Mas, antes de falar da Caetés, uma curiosidade histórica a respeito do bairro. Segundo o historiador Antônio Egydio Martins, no local onde hoje se encontra Perdizes residia em 1850 um vendedor de garapa chamado Joaquim Alves. Sua enteada, Tereza de Jesus Assis, foi uma senhora dedicada à criação, no quintal de sua casa, de grande (e barulhenta) quantidade de aves. Para se referirem à região, os moradores da provinciana São Paulo da época diziam: "nos campos das perdizes", "lá onde há perdizes", "nas perdizes", e assim foi até o nome pegar.

Hoje os sons mais comuns são outros. Em vez de aves, temos buzinas de carros, a Pour Elise de Beethoven no arranjo nauseabundo dos caminhões de gás, e vendedores anunciando o "puro e delicioso creme de milho das pamonhas de Piracicaba". De dois em dois meses, essa monótona trilha sonora tem a sua rotina quebrada por um apito que nos remete a épocas mais românticas. É Severino Rodrigues, 36 anos, anunciando às empregadas e donas-de-casa da rua Caetés e imediações que o amolador de facas chegou.

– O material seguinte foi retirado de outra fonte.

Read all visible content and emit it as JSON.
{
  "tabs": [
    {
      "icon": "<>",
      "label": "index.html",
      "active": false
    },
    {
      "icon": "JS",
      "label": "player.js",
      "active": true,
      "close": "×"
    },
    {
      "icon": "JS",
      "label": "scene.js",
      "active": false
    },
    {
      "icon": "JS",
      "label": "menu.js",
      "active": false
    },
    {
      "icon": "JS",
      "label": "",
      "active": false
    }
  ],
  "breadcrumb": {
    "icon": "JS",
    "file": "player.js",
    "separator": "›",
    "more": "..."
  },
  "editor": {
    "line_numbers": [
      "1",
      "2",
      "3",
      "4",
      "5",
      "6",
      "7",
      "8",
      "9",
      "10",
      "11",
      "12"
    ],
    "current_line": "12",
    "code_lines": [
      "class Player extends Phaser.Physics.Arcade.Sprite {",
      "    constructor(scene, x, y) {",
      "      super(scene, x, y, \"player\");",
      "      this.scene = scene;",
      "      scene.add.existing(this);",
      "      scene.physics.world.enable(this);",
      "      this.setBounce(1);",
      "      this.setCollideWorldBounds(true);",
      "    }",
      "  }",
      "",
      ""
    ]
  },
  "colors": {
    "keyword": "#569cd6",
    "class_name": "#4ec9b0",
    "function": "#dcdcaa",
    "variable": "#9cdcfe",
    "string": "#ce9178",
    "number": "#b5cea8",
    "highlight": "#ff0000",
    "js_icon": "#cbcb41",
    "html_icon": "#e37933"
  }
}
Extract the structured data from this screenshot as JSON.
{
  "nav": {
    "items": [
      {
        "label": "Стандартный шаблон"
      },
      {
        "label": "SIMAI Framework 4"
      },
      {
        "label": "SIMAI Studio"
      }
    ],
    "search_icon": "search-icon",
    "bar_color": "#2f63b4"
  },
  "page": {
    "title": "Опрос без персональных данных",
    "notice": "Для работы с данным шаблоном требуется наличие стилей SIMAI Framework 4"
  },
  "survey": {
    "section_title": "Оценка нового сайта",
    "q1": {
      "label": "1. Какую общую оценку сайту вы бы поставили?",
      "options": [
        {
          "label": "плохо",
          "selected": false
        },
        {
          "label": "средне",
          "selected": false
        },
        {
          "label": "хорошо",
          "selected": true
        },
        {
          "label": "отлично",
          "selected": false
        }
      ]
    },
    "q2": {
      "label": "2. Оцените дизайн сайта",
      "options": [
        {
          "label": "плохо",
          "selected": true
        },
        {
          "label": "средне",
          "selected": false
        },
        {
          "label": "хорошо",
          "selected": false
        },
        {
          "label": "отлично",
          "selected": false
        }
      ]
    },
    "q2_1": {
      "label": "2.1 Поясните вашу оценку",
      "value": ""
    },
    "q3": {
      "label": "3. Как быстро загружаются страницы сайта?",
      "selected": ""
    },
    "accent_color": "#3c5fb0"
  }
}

Severino carrega nas costas uma espécie de bicicleta adaptada para sua profissão; ao pedalar, faz girar um disco de pedra de esmeril, ligada ao pedal por uma tira de borracha, e por meio do qual afia facas e tesouras, a R$ 2,00 ou R$ 3,00. "Trabalho há quinze anos como amolador, desde que cheguei de Sergipe", afirma. Apesar de sua profissão estar condenada à extinção, possui uma freguesia fiel, que visita de dois em dois meses. Durante esse intervalo, circula por outros bairros: Bom Retiro, Lapa, Freguesia do Ó, Ipiranga. Severino trabalha apenas como amolador, e sua renda diária oscila entre R$ 30,00 a R$ 40,00. Dirce Calamita, 60 anos, moradora de um sobrado da Caetés, elogia o serviço: "sou freguesa dele há dez anos". Aparentemente Severino não foi afetado pela chegada ao país das Facas Ginsu.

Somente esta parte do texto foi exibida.